Robinson and Knox were issued a wedding certificate on December, 1, 2018, shortly after they got engaged on November 21, E! News reports. Their space-themed wedding, however, is slated to take place on February 2020.
In a statement posted Thursday, August 1, to their website, they addressed the backlash surrounding their marital status.
“We filed paperwork to be legally married in December of last year to simplify our taxes and insurance. But we have not yet celebrated our wedding with our loved ones,” the press release states. “This is, frankly, no one's business but our own, and should be no more shocking than the fact that we've been living together for years.”
Knox found herself at the center of controversy yet again last month after news spread that she and Robinson are asking for donations toward the cost of their wedding, rather than traditional gifts.
“Let's face it, we don't need any more stuff. So please, no gifts, and no pressure. But if you feel so inclined, we welcome help putting on the best party ever for our family and friends!” their wedding website reads.

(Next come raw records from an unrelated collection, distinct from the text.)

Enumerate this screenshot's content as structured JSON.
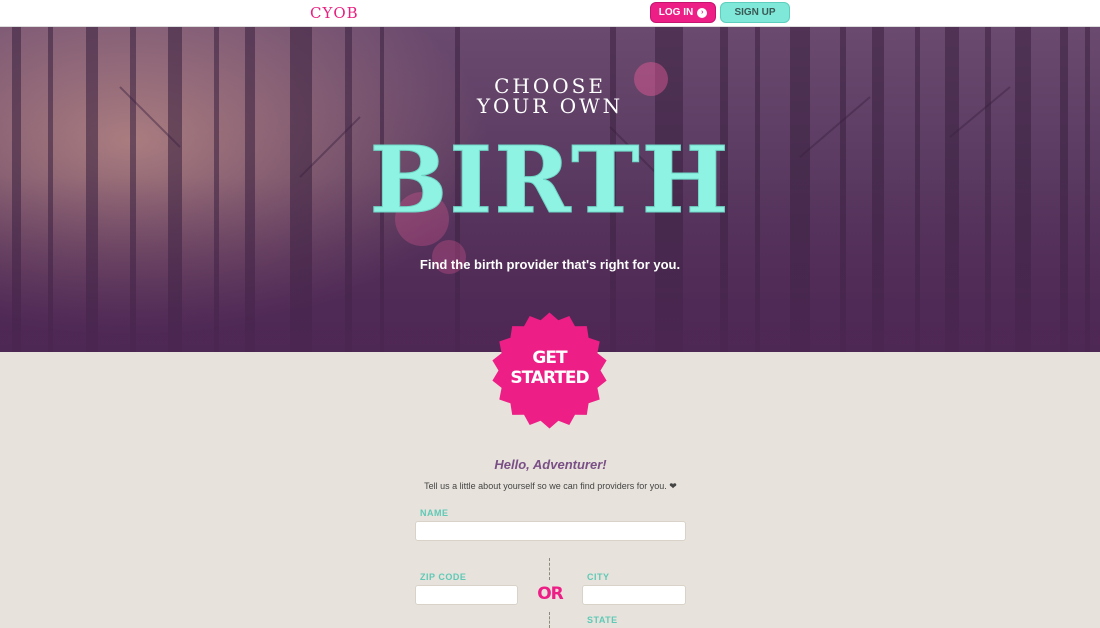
{
  "header": {
    "logo": "CYOB",
    "login_label": "LOG IN",
    "login_arrow": "›",
    "signup_label": "SIGN UP"
  },
  "hero": {
    "tagline_line1": "CHOOSE",
    "tagline_line2": "YOUR OWN",
    "headline": "BIRTH",
    "subtitle": "Find the birth provider that's right for you."
  },
  "cta": {
    "line1": "GET",
    "line2": "STARTED",
    "color": "#ed1e86"
  },
  "form": {
    "title": "Hello, Adventurer!",
    "description": "Tell us a little about yourself so we can find providers for you. ❤",
    "name_label": "NAME",
    "zip_label": "ZIP CODE",
    "or_label": "OR",
    "city_label": "CITY",
    "state_label": "STATE",
    "name_value": "",
    "zip_value": "",
    "city_value": ""
  },
  "colors": {
    "accent_pink": "#ed1e86",
    "accent_mint": "#7fe8d9",
    "hero_purple": "#4c2752"
  }
}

Potential donors have the option of having their money go toward specific costs, like costumes and special effects, or they can become patrons by giving between $500 and $2,000, with the cheapest option — for $500 — earning them a shout-out on the dance floor during Madonna's “Lucky Star.”
The couple’s registry decision prompted furious backlash online and fierce rebuttals from Knox. In Thursday’s release, they also defended the donation decision yet again, claiming that the practice is “normal.”
“We are paying for everything upfront ourselves,” their statement reads. “And like many young couples today, we’ve replaced the traditional gift registry with a wedding fund. Thousands of people do this every year because traditional gift registries are outmoded — couples who already live together don’t need toasters and dishware.”
“This practice is so common that popular websites like www.theknot.com and www.zola.com host wedding pages and cash registry funds. The RSVP pages are password protected and the registry pages are not. That is also normal,” they continued. “We shared our wedding story on social media, but we did not advertise our registry or ask strangers to donate. The tabloids sent our registry page out to the world, and then blamed us for their actions.”
Knox, a journalist and podcast host, was first thrust into the public eye when, as a student traveling abroad in Italy, she was convicted of the murder of her British roommate, Meredith Kercher. Following a lengthy legal battle that involved multiple convictions and appeals, Knox was acquitted a second and final time in 2015, and only recently returned to Italy for the first time following her years-long imprisonment there.
Knox, who often speaks out on wrongful convictions and the media, called for others to focus not on her wedding, but on injustice in Thursday's statement.
“This ‘scandal’ is yet another example of irresponsible media profiting by manufacturing outrage,” she said. “This is just the latest example of the deliberate misrepresentation and character assassination that I’ve suffered since I was thrust unwillingly into the spotlight in 2007. It is in flagrant violation of journalism ethics and comes at the opportunity cost of informing people about issues that actually matter — like wrongful convictions.”